On July 19 and August 8, 1975, defendant Littleton drafted letters to Santa Fe indicating that damage had occurred to vehicles transported under the parties' contract. These letters, relevant portions of which are quoted in the majority opinion, more than satisfy the applicable authorities on the issue of written notice. They also comply with the underlying purpose of the requirement — to give the railroad an opportunity promptly to investigate a claim. Georgia, Fla., & Ala. Ry. v. Blish Milling Co., 241 U.S. at 196, 36 S.Ct. 541. We observed in Loveless that:

[t]o satisfy the requirements of Sec. 2(b) the writing need not be in any particular form. It is sufficient if it apprises the carrier that damages have occurred for which reparations are expected, so that the carrier may make a prompt investigation consistent with the "practical exigencies of the situation."

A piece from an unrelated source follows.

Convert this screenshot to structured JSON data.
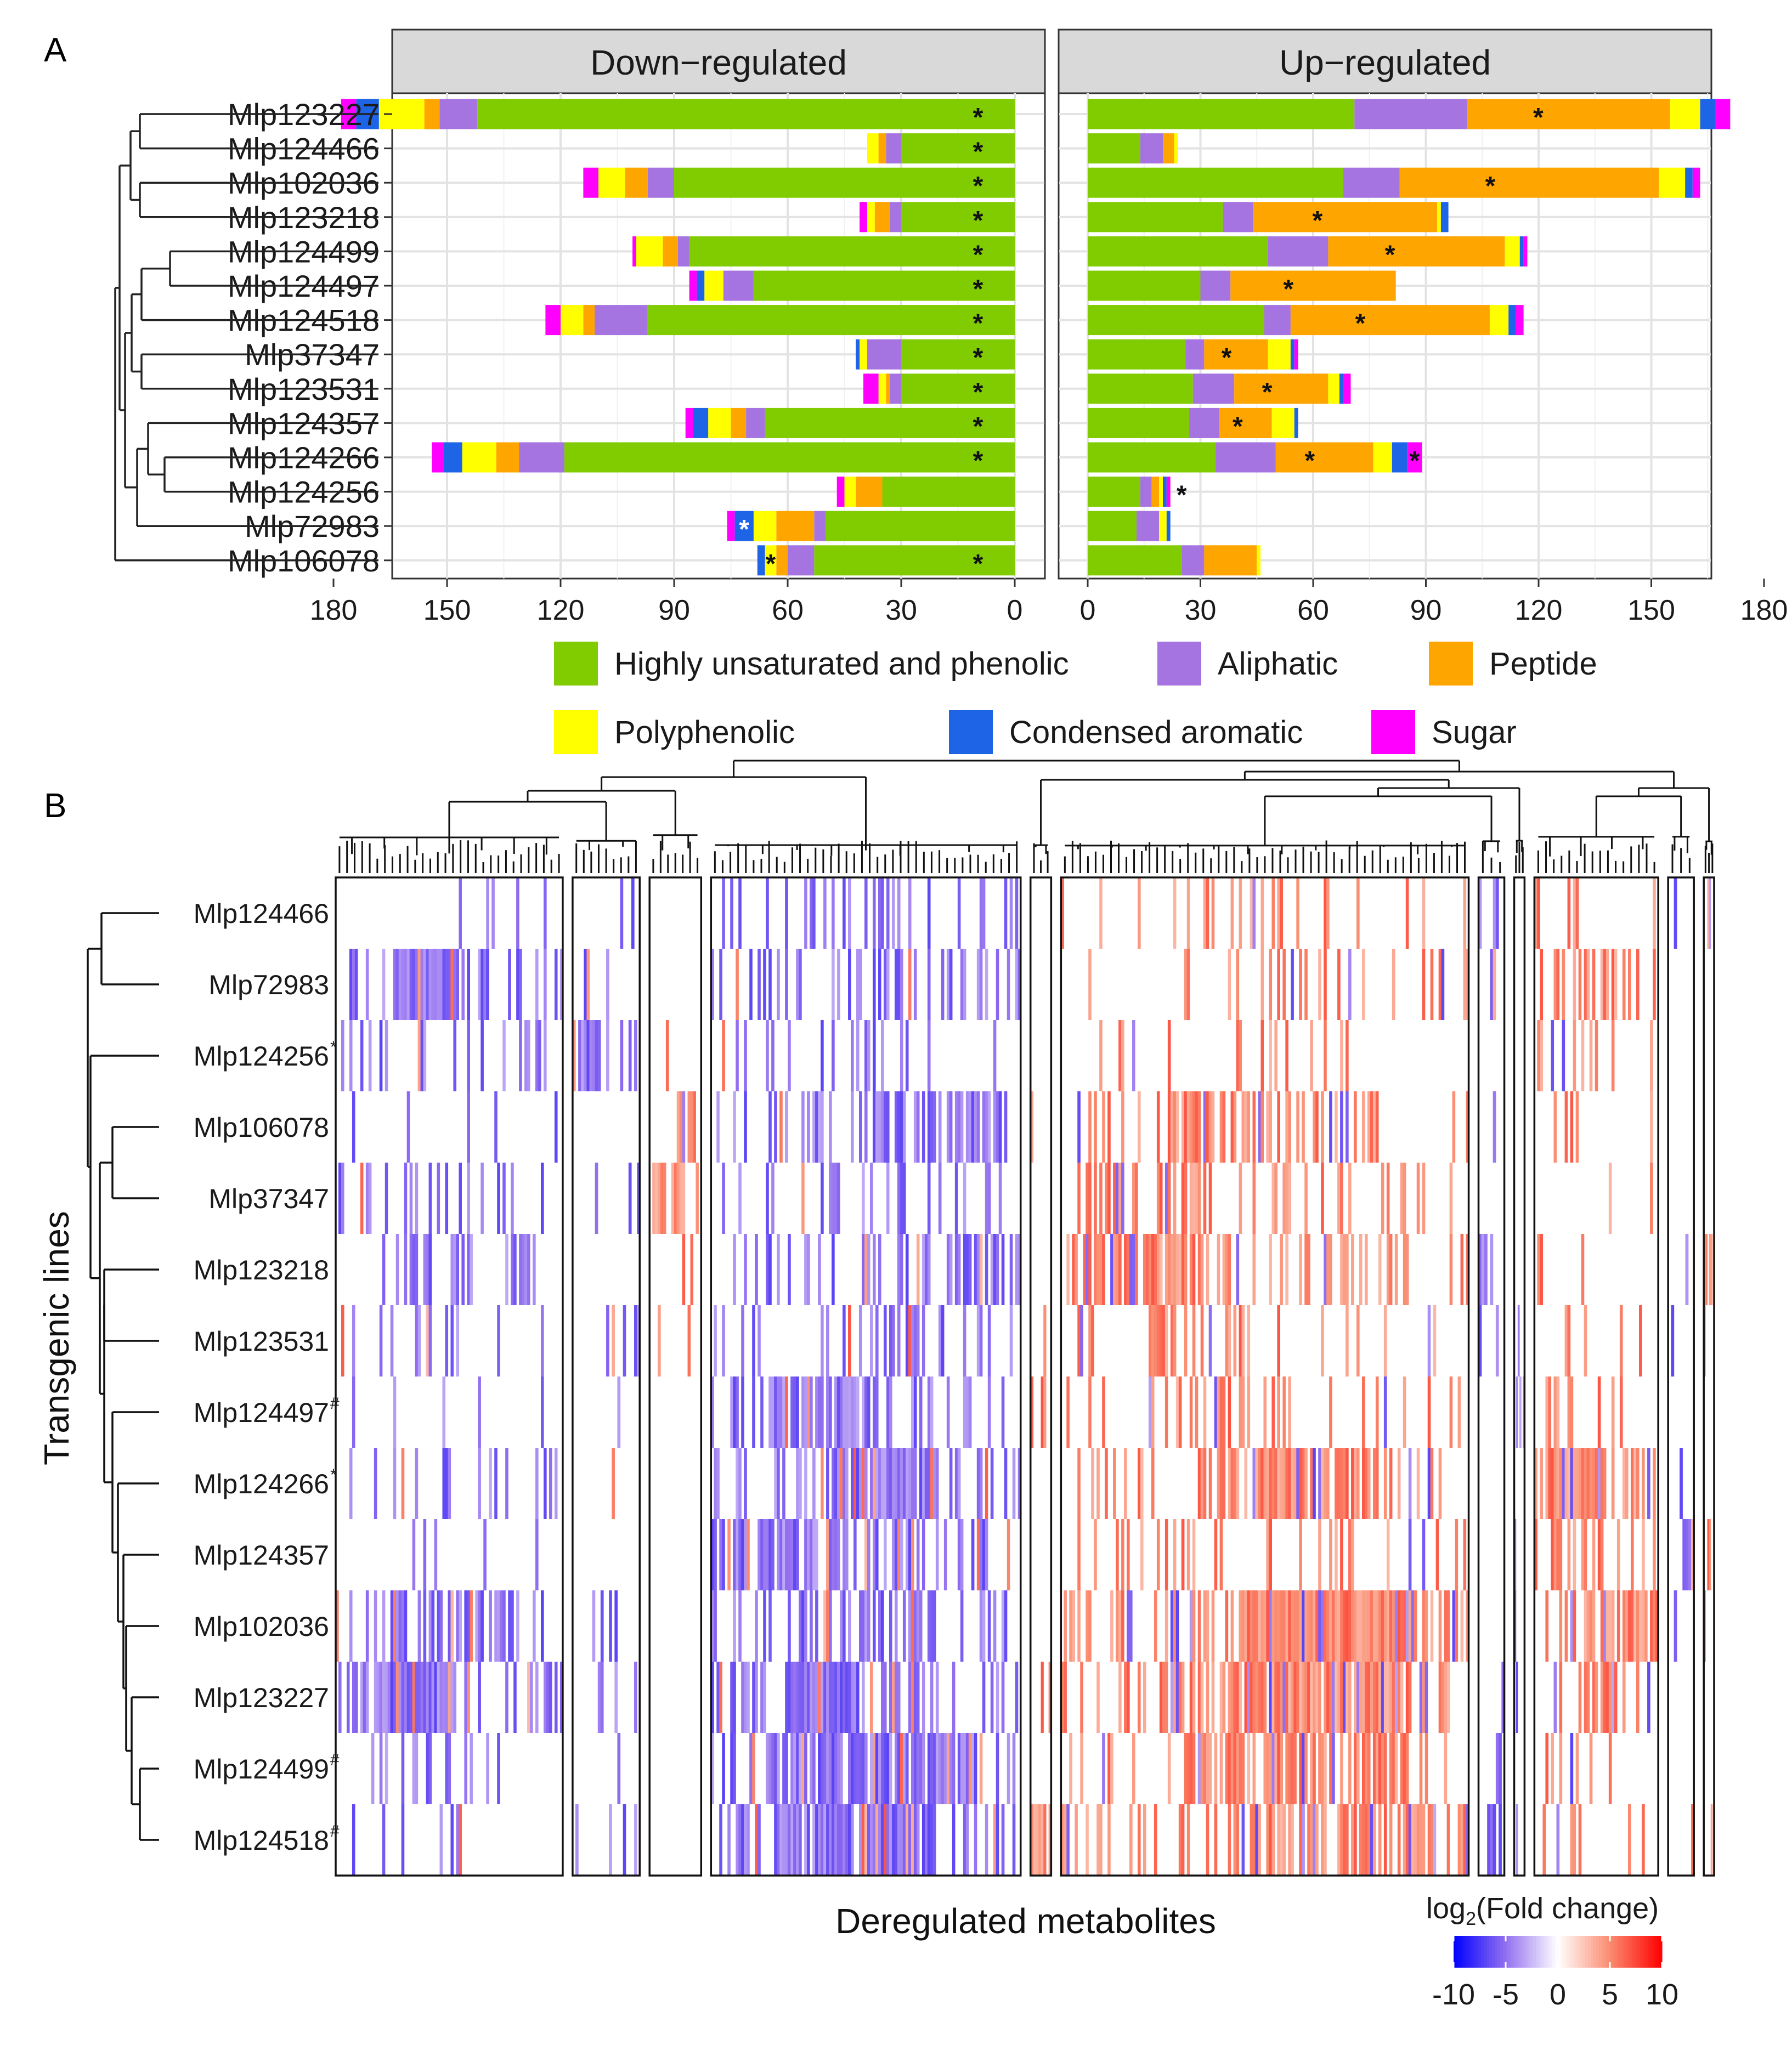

225 F.2d at 639. A perusal of the letters drafted by Littleton reveals that they did give notice that damages had occurred and that reparations were expected.

Since the writings are at least as explicit as our precedent requires, the only other basis for holding them inadequate as a matter of law would have to be that they were directed to the wrong pigeonhole in the railroad's corporate empire. Surely we do not mean to say that an otherwise adequate notice of claim fails because it was directed to the wrong department. Even if that were the general rule, it would not justify summary judgment in this case. The August 11 letter from Santa Fe's treasurer demonstrates that at least one of the written notices came in a timely manner to the attention of a senior corporate official. Indeed, the August 11 letter reveals that the treasurer had discussed the matter with the railroad's own claim department, for it said: "Our claim department advises they have not received a claim filed by you." At the very least, a factual issue is presented as to whether Littleton's letter of July 19 ultimately reached the "correct" department even if there was no duty on the part of the "incorrect" department to forward it to the appropriate pigeonhole.

Once it is shown that some kind of a writing identifying a claim has been sent to someone in the railroad's corporate structure, the adequacy of that notice is a fact question to be determined from the evidence. It would be a rare case indeed where summary judgment would be appropriate once such a writing has been sent. Once a motion for summary judgment has been made, all reasonable doubts as to the existence of a material fact must be resolved against the moving party. Zampos v. United States Smelting, Ref. & Mining Co., 206 F.2d 171 (10th Cir. 1953); 6 Moore's Federal Practice § 52.27[1] (1976). Here the indications that Santa Fe had adequate notice are so strong as to render doubtful any finding other than compliance with the notice requirement. The absence of detailed monetary descriptions of the claim, of course, is not fatal to the validity of the notice. Thompson v. James G. McCarrick Co., 205 F.2d 897 (5th Cir. 1953).

Since summary judgment was based on noncompliance with the notice requirement, I would reverse and remand for trial on the issue of the adequacy of the written notice which was given.